Effects of tropical precipitation variability on the composition of fluvial sediments from SE Brazil in glacial and interglacial times (MIS 6-5)

The present-day hydrological cycle in southeastern Brazil depends on the intensity of the South American Summer Monsoon (SASM) with strong monsoonal precipitation during austral summer (DJF) and weak precipitation during austral winter (JJA). On glacial-interglacial timescales, monsoonal intensity was mainly controlled by precession-forced changes in insolation.

Relatively little is known to date about the spatial distribution of precipitation in the hinterland and coastal areas of SE Brazil and the resulting variability of the fluvial discharge on glacial-interglacial timescales. The Doce River basin is situated at the northern boundary of the present-day South Atlantic Convergence Zone (SACZ), wherefore its run-off and suspension load respond sensitive to changes in both summer monsoon and coastal winter precipitation. The soil and rock distribution of the basin allows for the study of the relative proportions of terrigenous up- and lowland sources among the transported fluvial sediments.

We studied the mineralogical composition and crystallinity of the non-carbonate fine fraction from late Marine Isotope Stage (MIS) 6 to MIS 5 (150-70 ka) in a marine sediment core obtained in the proximity of the Doce river mouth (20° S, 38° W, 2 km water depth). The main non-carbonate mineral content comprises quartz, albite, illite, kaolinite and gibbsite. The relative abundances of the mineral assemblage show distinct changes relative to changes in summer insolation as well as across the MIS 6-5 transition.

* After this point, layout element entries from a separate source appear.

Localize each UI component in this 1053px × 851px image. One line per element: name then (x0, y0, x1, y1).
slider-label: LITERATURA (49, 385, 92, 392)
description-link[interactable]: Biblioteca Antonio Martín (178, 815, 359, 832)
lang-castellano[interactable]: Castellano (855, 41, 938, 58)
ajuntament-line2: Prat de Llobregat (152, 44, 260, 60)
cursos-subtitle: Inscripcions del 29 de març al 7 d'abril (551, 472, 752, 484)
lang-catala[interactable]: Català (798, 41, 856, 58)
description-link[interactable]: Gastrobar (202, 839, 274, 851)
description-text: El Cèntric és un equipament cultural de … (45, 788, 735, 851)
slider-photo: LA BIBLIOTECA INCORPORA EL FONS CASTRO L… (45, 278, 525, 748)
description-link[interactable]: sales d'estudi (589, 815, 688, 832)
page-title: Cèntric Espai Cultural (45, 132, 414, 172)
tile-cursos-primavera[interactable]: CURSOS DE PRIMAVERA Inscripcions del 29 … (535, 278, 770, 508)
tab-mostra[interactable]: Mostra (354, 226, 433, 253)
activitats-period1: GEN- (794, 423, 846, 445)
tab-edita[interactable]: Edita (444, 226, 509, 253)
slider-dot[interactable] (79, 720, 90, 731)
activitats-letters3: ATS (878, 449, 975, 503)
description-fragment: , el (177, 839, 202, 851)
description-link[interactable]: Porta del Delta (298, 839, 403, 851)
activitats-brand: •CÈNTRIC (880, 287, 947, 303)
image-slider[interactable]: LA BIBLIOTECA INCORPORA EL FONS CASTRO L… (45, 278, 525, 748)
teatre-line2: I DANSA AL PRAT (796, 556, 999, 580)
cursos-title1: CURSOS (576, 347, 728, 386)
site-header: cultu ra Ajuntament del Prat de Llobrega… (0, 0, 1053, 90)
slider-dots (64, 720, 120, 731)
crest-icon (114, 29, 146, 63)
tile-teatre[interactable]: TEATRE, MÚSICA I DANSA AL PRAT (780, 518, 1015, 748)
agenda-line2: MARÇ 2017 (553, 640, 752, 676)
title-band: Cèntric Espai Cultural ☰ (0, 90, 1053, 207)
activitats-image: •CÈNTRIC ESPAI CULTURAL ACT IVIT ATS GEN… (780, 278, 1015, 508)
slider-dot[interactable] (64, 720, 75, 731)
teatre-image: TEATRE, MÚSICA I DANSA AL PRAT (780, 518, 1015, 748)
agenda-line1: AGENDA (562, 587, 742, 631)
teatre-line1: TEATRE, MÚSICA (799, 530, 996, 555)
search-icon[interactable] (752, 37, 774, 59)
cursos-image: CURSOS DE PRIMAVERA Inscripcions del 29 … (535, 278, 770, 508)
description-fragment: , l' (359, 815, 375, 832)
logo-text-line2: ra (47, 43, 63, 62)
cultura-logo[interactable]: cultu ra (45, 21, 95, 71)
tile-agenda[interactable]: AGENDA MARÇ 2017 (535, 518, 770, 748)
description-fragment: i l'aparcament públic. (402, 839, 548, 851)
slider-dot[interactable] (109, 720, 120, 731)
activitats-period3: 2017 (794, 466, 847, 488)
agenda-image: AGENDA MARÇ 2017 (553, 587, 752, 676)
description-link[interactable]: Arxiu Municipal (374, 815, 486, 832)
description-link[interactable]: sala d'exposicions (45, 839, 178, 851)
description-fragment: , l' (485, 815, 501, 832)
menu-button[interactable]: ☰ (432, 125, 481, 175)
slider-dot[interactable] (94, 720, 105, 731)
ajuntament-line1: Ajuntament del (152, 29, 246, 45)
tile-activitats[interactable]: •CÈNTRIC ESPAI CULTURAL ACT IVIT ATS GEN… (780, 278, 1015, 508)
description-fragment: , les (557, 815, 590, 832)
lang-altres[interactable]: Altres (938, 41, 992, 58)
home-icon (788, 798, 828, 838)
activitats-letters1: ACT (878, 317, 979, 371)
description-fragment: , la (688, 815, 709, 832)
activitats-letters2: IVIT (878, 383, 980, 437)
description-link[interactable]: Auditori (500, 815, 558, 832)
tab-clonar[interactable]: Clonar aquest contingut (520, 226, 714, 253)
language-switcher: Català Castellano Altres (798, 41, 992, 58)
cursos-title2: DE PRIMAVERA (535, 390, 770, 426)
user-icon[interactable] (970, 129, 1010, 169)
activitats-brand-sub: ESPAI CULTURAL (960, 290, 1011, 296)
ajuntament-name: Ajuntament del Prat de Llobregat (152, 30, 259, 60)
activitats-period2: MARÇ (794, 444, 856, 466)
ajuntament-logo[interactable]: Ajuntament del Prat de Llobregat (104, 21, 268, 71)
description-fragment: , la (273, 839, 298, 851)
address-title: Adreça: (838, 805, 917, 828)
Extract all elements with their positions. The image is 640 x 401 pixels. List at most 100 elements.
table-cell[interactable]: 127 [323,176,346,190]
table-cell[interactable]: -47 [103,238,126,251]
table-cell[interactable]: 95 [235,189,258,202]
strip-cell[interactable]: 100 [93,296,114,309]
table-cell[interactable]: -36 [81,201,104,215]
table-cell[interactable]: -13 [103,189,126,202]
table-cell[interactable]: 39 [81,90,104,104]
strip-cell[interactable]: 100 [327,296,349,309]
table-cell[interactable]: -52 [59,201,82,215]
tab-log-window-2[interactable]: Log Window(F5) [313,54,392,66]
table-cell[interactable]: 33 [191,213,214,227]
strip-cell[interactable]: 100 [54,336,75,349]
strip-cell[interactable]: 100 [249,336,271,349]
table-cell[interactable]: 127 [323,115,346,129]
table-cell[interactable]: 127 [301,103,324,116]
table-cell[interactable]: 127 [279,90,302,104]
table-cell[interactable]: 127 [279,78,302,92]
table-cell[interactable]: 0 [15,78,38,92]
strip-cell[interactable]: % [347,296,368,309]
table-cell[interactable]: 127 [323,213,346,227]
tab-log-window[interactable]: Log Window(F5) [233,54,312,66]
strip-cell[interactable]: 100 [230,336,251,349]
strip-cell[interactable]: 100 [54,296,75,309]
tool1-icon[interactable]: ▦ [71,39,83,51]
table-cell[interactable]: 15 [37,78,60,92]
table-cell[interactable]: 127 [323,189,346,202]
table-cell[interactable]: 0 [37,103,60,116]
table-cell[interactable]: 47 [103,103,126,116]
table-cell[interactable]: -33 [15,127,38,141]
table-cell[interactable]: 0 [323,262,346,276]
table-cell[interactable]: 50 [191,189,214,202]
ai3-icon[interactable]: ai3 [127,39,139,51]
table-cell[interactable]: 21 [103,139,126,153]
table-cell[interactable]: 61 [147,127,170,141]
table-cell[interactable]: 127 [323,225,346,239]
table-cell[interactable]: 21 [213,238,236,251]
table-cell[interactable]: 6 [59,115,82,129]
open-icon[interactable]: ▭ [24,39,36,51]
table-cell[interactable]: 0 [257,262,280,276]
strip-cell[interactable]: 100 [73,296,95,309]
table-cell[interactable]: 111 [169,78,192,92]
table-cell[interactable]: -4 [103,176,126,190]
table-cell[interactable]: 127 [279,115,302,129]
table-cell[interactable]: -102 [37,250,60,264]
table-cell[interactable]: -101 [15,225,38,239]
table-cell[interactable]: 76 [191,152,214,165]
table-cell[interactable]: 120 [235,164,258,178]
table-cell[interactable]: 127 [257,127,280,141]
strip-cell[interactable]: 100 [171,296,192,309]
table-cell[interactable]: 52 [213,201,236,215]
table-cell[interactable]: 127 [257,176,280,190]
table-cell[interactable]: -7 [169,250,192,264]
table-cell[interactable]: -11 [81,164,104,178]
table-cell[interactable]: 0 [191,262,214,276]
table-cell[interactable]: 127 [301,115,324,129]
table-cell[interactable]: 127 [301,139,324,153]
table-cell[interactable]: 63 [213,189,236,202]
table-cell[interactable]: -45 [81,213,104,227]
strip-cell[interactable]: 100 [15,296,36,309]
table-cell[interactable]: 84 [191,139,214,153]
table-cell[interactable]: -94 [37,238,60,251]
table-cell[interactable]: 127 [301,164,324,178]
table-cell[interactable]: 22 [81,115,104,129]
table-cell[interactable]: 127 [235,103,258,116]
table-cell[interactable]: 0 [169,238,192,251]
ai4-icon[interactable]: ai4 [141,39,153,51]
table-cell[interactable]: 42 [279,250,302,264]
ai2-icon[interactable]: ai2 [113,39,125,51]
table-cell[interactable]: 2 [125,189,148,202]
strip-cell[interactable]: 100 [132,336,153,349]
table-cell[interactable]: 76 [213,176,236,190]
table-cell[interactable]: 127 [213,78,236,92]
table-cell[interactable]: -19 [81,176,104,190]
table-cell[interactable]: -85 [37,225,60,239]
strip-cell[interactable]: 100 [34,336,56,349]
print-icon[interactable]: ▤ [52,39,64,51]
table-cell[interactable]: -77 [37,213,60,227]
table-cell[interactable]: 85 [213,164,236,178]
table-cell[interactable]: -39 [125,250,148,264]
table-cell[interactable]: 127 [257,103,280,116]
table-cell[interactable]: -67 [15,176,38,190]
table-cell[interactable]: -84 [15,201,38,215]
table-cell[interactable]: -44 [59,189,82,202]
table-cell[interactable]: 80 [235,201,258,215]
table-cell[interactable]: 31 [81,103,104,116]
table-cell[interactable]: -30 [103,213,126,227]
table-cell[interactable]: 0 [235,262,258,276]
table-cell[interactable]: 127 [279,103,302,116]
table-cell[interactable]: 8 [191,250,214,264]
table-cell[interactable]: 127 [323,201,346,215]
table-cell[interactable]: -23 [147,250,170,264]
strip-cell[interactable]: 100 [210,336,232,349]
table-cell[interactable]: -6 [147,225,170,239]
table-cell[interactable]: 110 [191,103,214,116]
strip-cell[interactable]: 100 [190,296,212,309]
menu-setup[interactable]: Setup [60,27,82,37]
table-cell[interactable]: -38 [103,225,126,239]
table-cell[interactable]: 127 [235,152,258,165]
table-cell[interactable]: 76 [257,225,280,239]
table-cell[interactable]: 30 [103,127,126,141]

Thereby, the mineral assemblage shows a distinct end-member pattern, with high contents of illite (80 % 2M-polytype) and high illite crystallinity as a proxy for stronger physical erosion of the parent rocks in the steep upland, and high contents of kaolinite and gibbsite as proxy for intense tropical soil erosion in the lowlands.

During MIS 5, the insolation dependent cyclicity seen in the mineral assemblage shows high illite/kaolinite ratios when austral summer insolation is high and low illite/kaolinite ratios in low insolation phases. This pattern is not visible in late MIS 6, when very low illite/kaolinite ratios are present during high austral summer insolation.

We consider the spatial changes in erosion intensity to be caused by variations in the regional precipitation pattern. Thereby, pronounced upland erosion is caused by severe precipitation and discharge events during a strong SASM. A relatively increased lowland erosion indicates both increased austral winter precipitation due to stronger trade wind forcing and a weaker monsoonal system in the upper discharge area. The lack of a strong insolation-control on illite/kaolinite ratios during MIS 6 is interpreted as an overall weakening of the SASM system during glacial periods, when austral winter precipitation exerted a stronger control on the hydrological budget of the Doce River.